The Torah Portion Jews read for Shabbat this past Saturday, Be’shalach, recounts the exodus of the Jews from Egypt and the crossing of the Red Sea. This Shabbat is also known as “Shabbat Shira,” “The Sabbath of Song,” because Be’shalach includes the “Song at the Sea” that Moses and the Israelites sing in thanks to G-d for delivering them.

Also this past Saturday, many Muslims fasted for the 10th of the month of Muharram, a voluntary fast recommended by Muhammad to commemorate Moses’s (Musa’s) fast to thank G-d for saving the Israelites from Pharaoh and his army. Since the Islamic calendar is lunar, while the Hebrew calendar is a mix of lunar and solar, the 10th of Muharram does not always fall on Shabbat Shira.

Additionally, on Monday Americans celebrated Martin Luther King, Jr. Day. The language of the Exodus from Egypt also figures very strong in the Civil Rights Movement and the language Dr. King used to inspire it.
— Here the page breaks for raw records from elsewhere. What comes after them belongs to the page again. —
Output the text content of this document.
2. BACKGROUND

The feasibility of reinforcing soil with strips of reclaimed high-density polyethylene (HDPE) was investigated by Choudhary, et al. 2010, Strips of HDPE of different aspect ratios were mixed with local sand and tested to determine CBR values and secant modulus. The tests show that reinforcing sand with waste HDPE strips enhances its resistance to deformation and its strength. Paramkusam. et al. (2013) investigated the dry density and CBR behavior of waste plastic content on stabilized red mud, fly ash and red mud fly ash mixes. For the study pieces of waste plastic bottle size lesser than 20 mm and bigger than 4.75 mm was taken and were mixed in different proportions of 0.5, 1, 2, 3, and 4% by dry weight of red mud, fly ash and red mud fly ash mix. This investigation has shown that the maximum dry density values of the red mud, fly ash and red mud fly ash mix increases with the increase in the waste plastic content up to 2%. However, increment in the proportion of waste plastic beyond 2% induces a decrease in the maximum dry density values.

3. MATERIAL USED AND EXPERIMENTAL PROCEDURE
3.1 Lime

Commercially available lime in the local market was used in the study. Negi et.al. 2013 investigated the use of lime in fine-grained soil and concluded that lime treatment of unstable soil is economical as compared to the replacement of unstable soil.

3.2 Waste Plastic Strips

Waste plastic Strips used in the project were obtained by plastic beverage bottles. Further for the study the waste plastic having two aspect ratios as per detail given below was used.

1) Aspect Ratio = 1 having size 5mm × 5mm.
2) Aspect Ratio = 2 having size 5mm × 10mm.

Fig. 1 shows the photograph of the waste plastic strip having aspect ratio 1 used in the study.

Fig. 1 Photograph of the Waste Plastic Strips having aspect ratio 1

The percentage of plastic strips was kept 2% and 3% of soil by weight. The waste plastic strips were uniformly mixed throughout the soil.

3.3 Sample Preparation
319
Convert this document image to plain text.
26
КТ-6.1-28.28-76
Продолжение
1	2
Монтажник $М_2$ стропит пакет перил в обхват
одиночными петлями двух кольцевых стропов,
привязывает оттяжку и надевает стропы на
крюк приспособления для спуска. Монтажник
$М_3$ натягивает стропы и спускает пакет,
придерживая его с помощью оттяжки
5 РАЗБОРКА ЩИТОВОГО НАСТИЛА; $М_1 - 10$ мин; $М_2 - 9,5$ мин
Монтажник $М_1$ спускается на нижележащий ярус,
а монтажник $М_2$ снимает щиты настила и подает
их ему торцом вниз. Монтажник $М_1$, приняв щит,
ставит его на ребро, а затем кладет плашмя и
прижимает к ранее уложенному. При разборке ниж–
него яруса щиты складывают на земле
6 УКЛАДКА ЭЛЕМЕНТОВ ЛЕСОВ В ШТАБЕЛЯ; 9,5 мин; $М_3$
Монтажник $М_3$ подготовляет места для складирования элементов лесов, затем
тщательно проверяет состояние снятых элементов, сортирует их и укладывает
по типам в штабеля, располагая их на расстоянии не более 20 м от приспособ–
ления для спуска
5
And so we have three important days on three different calendars, all commemorating the Exodus of the Israelites from Egypt.

Thought I would hesitate to draw parallels between Jewish-Muslim dialogue and the Civil Rights Movement, there is one message relevant to both that I would like to communicate. At Shabbat services last Friday night, a fellow student spoke about Be’shalach and its relation to Dr. King and his goals. She noted that though G-d’s deliverance in safely bringing the Israelites out of Egypt was certainly a major and formative event, it was not as though the people left Egypt and directly entered the Promised Land and an era of peace. Rather, the Exodus was followed by a long and difficult journey – indeed, a passage so spiritually and physically arduous that almost all of the generation of the Exodus never made it to Israel.

Both the quest for Jewish-Muslim reconciliation and the pursuit of civil equality are grueling journeys that are easy to give up on. While each has its formative moments, no single event is enough the remedy the situation completely. But as a famous passage from the Talmud says, “It is not up to you to complete the work, but neither are you at liberty to desist from it” (Avot 2:21). At those times when it seems naïve to hope for peace, we should at least hope that we have the strength to continue the journeys whose beginnings, rather than completions, Shabbat Shira, the 10th of Muharram, and MLK Day commemorate.